À la sortie de Matrice l’École, un confrère m’a demandé, non sans une pointe de taquinerie dans la voix : « en quoi c’est innovant ce que vous faites à l’École ? Non mais vraiment innovant ? En quoi ça fait rupture ? »
J’étais embêté pour répondre, parce que je n’avais rien de facile à dire. Pas de nudge, pas de micro learning, pas de digi badges à agrafer à mon digiplastron, pas d’instrumentation automatisée de l’ancrage mémoriel par push répété en cycles de durée variable… Pas de schéma du cerveau dans la salle de cours… Et une salle de cours, d’ailleurs.

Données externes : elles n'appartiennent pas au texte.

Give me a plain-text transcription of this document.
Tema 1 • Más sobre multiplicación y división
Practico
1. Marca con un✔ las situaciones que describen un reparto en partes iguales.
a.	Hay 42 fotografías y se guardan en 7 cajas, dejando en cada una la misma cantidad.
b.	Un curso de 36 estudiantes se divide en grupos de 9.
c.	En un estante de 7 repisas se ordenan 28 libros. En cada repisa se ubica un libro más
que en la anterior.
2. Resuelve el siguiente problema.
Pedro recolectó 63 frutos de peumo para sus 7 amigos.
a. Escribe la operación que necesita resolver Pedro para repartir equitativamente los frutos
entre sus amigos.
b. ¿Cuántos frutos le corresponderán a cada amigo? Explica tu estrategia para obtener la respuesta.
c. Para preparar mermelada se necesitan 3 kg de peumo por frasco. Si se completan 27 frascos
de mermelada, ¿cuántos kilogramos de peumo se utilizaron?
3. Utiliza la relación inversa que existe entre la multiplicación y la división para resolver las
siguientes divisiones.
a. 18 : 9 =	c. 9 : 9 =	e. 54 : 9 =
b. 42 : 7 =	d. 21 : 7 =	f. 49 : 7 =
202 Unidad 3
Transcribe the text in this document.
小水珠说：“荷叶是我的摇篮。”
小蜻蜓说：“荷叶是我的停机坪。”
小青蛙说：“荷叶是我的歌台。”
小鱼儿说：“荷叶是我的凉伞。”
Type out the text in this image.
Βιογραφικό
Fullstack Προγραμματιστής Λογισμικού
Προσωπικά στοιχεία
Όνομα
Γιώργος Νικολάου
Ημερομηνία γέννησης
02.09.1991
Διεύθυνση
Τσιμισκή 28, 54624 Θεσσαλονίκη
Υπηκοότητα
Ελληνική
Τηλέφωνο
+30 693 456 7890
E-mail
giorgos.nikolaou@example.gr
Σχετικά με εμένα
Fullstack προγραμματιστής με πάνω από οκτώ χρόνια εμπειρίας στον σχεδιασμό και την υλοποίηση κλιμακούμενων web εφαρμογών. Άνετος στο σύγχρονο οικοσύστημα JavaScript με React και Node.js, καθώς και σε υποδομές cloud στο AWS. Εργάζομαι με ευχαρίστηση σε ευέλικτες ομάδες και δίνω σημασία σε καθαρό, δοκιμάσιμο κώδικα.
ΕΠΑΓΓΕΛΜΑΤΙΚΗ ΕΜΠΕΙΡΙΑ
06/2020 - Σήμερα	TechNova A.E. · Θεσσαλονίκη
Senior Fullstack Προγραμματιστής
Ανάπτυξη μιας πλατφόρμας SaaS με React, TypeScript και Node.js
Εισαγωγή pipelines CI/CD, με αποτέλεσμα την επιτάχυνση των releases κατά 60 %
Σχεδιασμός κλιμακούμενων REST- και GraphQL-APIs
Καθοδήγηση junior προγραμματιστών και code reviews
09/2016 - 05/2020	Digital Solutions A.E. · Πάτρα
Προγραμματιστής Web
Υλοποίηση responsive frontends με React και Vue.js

Nos références théoriques sont plus proches de John Dewey, d’Amartya Sen et de Knowles que de Jeff Besos et Boris Cyrulnik… Nous ne disons pas qu’il est facile d’apprendre et que ça peut se faire entre 2 visios ou dans le métro… Au contraire, nous défendons l’idée que se former est difficile, quel que soit le dispositif pédagogique, que c’est un processus long qui n’aboutit qu’au prix d’un réel effort, et qu’on ne peut pas faire grand-chose pour quelqu’un qui n’a pas la ferme intention de s’investir à fond.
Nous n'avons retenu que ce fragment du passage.